48Les conséquences de ce travail psychothérapeutique avec Amine restent à évaluer dans la durée. Son accompagnement par le sessad s’est achevé en juin de cette année, juste après la fin de ce dispositif. En effet, étant rattaché à une clis spécifique, nous ne pouvons poursuivre sa prise en charge lors de son passage en ulis[3]. De ce fait, nous serons amenés à prendre de ses nouvelles directement auprès de sa famille ou de son futur enseignant.

Conclusion

49Face à la difficulté de prise en charge dans l’accompagnement de certains enfants ou adolescents en grande difficulté, l’apport des nouvelles technologies entraîne un bénéfice immense dans notre travail de clinicien.

50Les questions d’alliance thérapeutique et de travail sur les noyaux traumatiques semblent être grandement facilitées par ses outils. Même s’il convient de bien cibler l’indication de départ, depuis dix ans que je travaille avec ces supports comme « Les sim’s » (Villetorte, 2014) ou « Imovie », j’ai pu accompagner et aider à réduire la souffrance psychologique de nombreux patients.

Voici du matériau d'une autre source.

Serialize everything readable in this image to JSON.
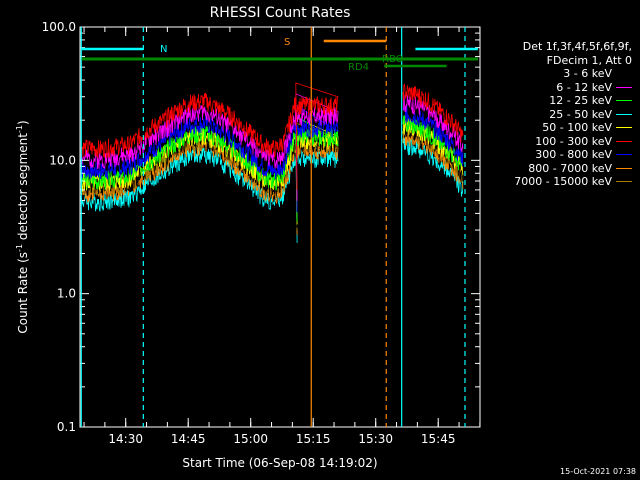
{
  "chart_data": {
    "type": "line",
    "title": "RHESSI Count Rates",
    "xlabel": "Start Time (06-Sep-08 14:19:02)",
    "ylabel_main": "Count Rate (s",
    "ylabel_sup": "-1",
    "ylabel_mid": " detector segment",
    "ylabel_end": ")",
    "y_scale": "log",
    "ylim": [
      0.1,
      100
    ],
    "y_ticks": [
      {
        "v": 0.1,
        "label": "0.1"
      },
      {
        "v": 1,
        "label": "1.0"
      },
      {
        "v": 10,
        "label": "10.0"
      },
      {
        "v": 100,
        "label": "100.0"
      }
    ],
    "xlim_minutes": [
      0,
      96
    ],
    "x_ticks": [
      {
        "t": 10.97,
        "label": "14:30"
      },
      {
        "t": 25.97,
        "label": "14:45"
      },
      {
        "t": 40.97,
        "label": "15:00"
      },
      {
        "t": 55.97,
        "label": "15:15"
      },
      {
        "t": 70.97,
        "label": "15:30"
      },
      {
        "t": 85.97,
        "label": "15:45"
      }
    ],
    "legend_header": [
      "Det 1f,3f,4f,5f,6f,9f,",
      "FDecim 1, Att 0"
    ],
    "series": [
      {
        "name": "3 - 6 keV",
        "color": "#000000",
        "offset": 0.52,
        "seed": 1
      },
      {
        "name": "6 - 12 keV",
        "color": "#ff00ff",
        "offset": 0.83,
        "seed": 2
      },
      {
        "name": "12 - 25 keV",
        "color": "#00ff00",
        "offset": 0.58,
        "seed": 3
      },
      {
        "name": "25 - 50 keV",
        "color": "#00ffff",
        "offset": 0.4,
        "seed": 4
      },
      {
        "name": "50 - 100 keV",
        "color": "#ffff00",
        "offset": 0.55,
        "seed": 5
      },
      {
        "name": "100 - 300 keV",
        "color": "#ff0000",
        "offset": 1.0,
        "seed": 6
      },
      {
        "name": "300 - 800 keV",
        "color": "#0000ff",
        "offset": 0.68,
        "seed": 7
      },
      {
        "name": "800 - 7000 keV",
        "color": "#ff8800",
        "offset": 0.46,
        "seed": 8
      },
      {
        "name": "7000 - 15000 keV",
        "color": "#aa7700",
        "offset": 0.5,
        "seed": 9
      }
    ],
    "segments": [
      {
        "start": 0,
        "end": 62,
        "base": [
          [
            0,
            12.5
          ],
          [
            5,
            12.3
          ],
          [
            12,
            13.2
          ],
          [
            20,
            20
          ],
          [
            26,
            27
          ],
          [
            30,
            28
          ],
          [
            35,
            23
          ],
          [
            40,
            17
          ],
          [
            44,
            13
          ],
          [
            47,
            12.2
          ],
          [
            49,
            14
          ],
          [
            50.5,
            20
          ],
          [
            51.5,
            26
          ]
        ]
      },
      {
        "start": 77.5,
        "end": 92,
        "base": [
          [
            77.5,
            33
          ],
          [
            80,
            32
          ],
          [
            83,
            29
          ],
          [
            86,
            24
          ],
          [
            89,
            20
          ],
          [
            92,
            15
          ]
        ]
      }
    ],
    "annotations": [
      {
        "label": "N",
        "color": "#00ffff"
      },
      {
        "label": "S",
        "color": "#ff8800"
      },
      {
        "label": "RD4",
        "color": "#008800"
      },
      {
        "label": "RBO",
        "color": "#008800"
      }
    ],
    "bars": [
      {
        "color": "#00ffff",
        "t0": 0.4,
        "t1": 15.2,
        "y": 49,
        "w": 2.5
      },
      {
        "color": "#00ffff",
        "t0": 80.5,
        "t1": 95.5,
        "y": 49,
        "w": 2.5
      },
      {
        "color": "#ff8800",
        "t0": 58.5,
        "t1": 73.5,
        "y": 41,
        "w": 2.5
      },
      {
        "color": "#008800",
        "t0": 0.4,
        "t1": 95.5,
        "y": 59,
        "w": 3
      },
      {
        "color": "#008800",
        "t0": 73,
        "t1": 88,
        "y": 66,
        "w": 2.5
      },
      {
        "color": "#008800",
        "t0": 89.5,
        "t1": 95.5,
        "y": 59,
        "w": 3
      }
    ],
    "vlines": [
      {
        "t": 0.3,
        "color": "#00ffff",
        "dash": false
      },
      {
        "t": 15.2,
        "color": "#00ffff",
        "dash": true
      },
      {
        "t": 55.5,
        "color": "#ff8800",
        "dash": false
      },
      {
        "t": 73.5,
        "color": "#ff8800",
        "dash": true
      },
      {
        "t": 77.2,
        "color": "#00ffff",
        "dash": false
      },
      {
        "t": 92.4,
        "color": "#00ffff",
        "dash": true
      }
    ]
  },
  "timestamp": "15-Oct-2021 07:38"
}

51Mais, le plus important, c’est de garder en tête la notion de créativité et de remise en question constante de nos pratiques, afin de pouvoir s’adapter aux difficultés de nos patients et de nous permettre de les aider à réduire leurs souffrances psychiques.

Note

  • [1]
    Définition tirée de celle proposée par l’Union nationale des associations de parents, de personnes handicapées mentales et de leurs amis (Unapei).
  • [2]
    Classe pour l’inclusion scolaire destinée aux élèves dont la situation de handicap procède de troubles des fonctions cognitives ou mentales.
  • [3]
    Unité localisée pour l’inclusion scolaire, qui est l’équivalent de la clis, mais au sein d’un collège.